What is a Digital Twin?

A Digital Twin (DT) of a dynamic system is a simulation model

  1. with real-time information synchronization from the twinned real-world system to the DT,
  2. allowing real-time optimization and (human or automated) operational decision making based on simulation experiments.

The relevant information in the DT about the twinned real-world system is always up-to-date such that the DT can be used for running various what-if scenarios (simulation experiments) for improving the outcomes of the real-world system.

Information synchronization can be based, e.g., on sensor data when the real-world system is physical, or on forms of master-slave data duplication mechanisms when the real-world system is digital or cyberphysical.

The simulation-based operational decision making can be performed either by human users that manually run simulation experiments on the DT and then change behavior parameters of the real-world system or by a digital optimization system running simulation experiments on the DT and then changing behavior parameters of the real-world system. The optimization system may be a separate system or a component of either the real-world system or the DT. The concept of a DT does not imply such a component.

The ability to run fast simulation experiments on a DT on the basis of up-to-date information allows

  1. proactive simulation approaches, e.g., in a manufacturing DT, for testing if the expected resource availability allows to keep promised delivery dates;
  2. reactive simulation approaches, e.g., in a supply chain DT, for figuring out alternative routes in the case of supply chain disruptions.

Originally, the term "digital twin" has been coined in the area of Product Lifecycle Management, see (Grieves 2023), where it referred to virtual models of products.

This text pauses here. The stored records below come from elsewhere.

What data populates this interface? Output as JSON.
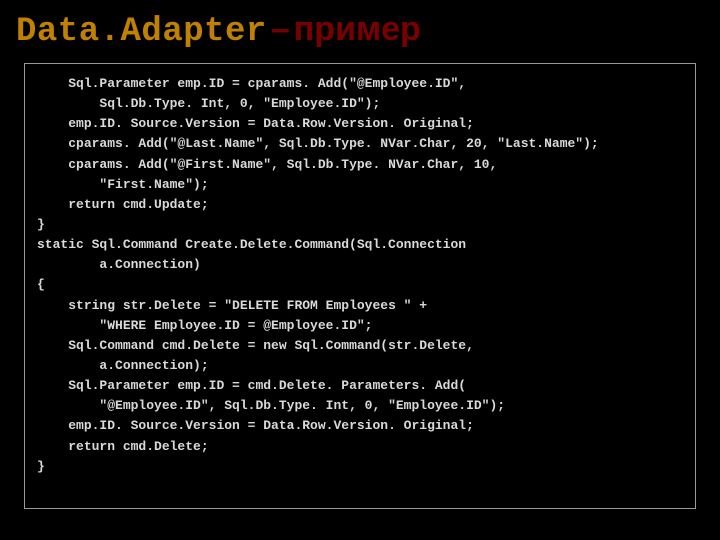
{
  "title": {
    "class_name": "Data.Adapter",
    "dash": "–",
    "suffix": "пример"
  },
  "code": {
    "lines": [
      "    Sql.Parameter emp.ID = cparams. Add(\"@Employee.ID\",",
      "        Sql.Db.Type. Int, 0, \"Employee.ID\");",
      "    emp.ID. Source.Version = Data.Row.Version. Original;",
      "    cparams. Add(\"@Last.Name\", Sql.Db.Type. NVar.Char, 20, \"Last.Name\");",
      "    cparams. Add(\"@First.Name\", Sql.Db.Type. NVar.Char, 10,",
      "        \"First.Name\");",
      "    return cmd.Update;",
      "}",
      "static Sql.Command Create.Delete.Command(Sql.Connection",
      "        a.Connection)",
      "{",
      "    string str.Delete = \"DELETE FROM Employees \" +",
      "        \"WHERE Employee.ID = @Employee.ID\";",
      "    Sql.Command cmd.Delete = new Sql.Command(str.Delete,",
      "        a.Connection);",
      "    Sql.Parameter emp.ID = cmd.Delete. Parameters. Add(",
      "        \"@Employee.ID\", Sql.Db.Type. Int, 0, \"Employee.ID\");",
      "    emp.ID. Source.Version = Data.Row.Version. Original;",
      "    return cmd.Delete;",
      "}"
    ]
  }
}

While physical products, and other physical objects, allow for static structure models focussing on their geometry and structural/material composition, it is more challenging to conceive of DTs as virtual models of dynamic systems in the sense of simulation models.

There is no need to restrict the DT concept to physical systems. In fact, it applies to any kind of dynamic real-world system, including digital/cyberphysical systems (such as ERP systems or robots), social systems (such as organizations or markets) and biological systems (such as human beings or eco-systems).

A DT may be a discrete, continuous or hybrid simulation model, depending on the relevance of accounting for discrete or continuous state changes.

Terminological Issues

The meaning of the term "digital twin" is still evolving. Since it has been adopted in different (scientific and professional) communities, it has been defined in different ways creating a number of terminological issues:

  1. In many works (especially in engineering areas) a "digital twin" is defined to be a "virtual replica" or "virtual model" of a real-world entity or system serving "certain purposes" (it's often not explained which ones). As opposed to our more narrow definition above, this popular definition seems to be way too broad, allowing to call any kind of computer model a "digital twin". For instance, according to this blurred definition, a plain 3D model of a vehicle or a building information model (BIM) or an ERP system or a Manufacturing Execution System (MES) would qualify as a DT, despite the fact that there is no need for (and no gain of) such a terminology given the fact that the widely used names "3D model", "BIM", "ERP system" and "MES" are already well-established.

    The term "virtual model" blurs the real meaning of DTs. Using such blurred definitions is quite popular in many engineering works, probably because leaving the real meaning of a term open and vague is easier than committing to a specific meaning (and may be also good for marketing by confusing and impressing readers).

  2. While most DT definitions list simulation as one of the purposes of a DT, they fail to identify simulation as its main purpose. In fact, other notable purposes, such as predictive maintenance or process mining (both requiring to access the event logs of the real world systems), or other forms of data processing for machine learning, need not be associated with the DT, but can be taken care of by other systems connected to the real world system and possibly also to its DT.
  3. Several authors (e.g., Eramo et al 2022) have proposed to make a distinction between "digital shadow" and "digital twin" by associating the feature of real-time information synchronization with the "shadow" and real-time optimization with the "twin", such that a DT would include a "digital shadow" as a subsystem. However, such a distinction does not provide any gain and just leads to terminology bloat.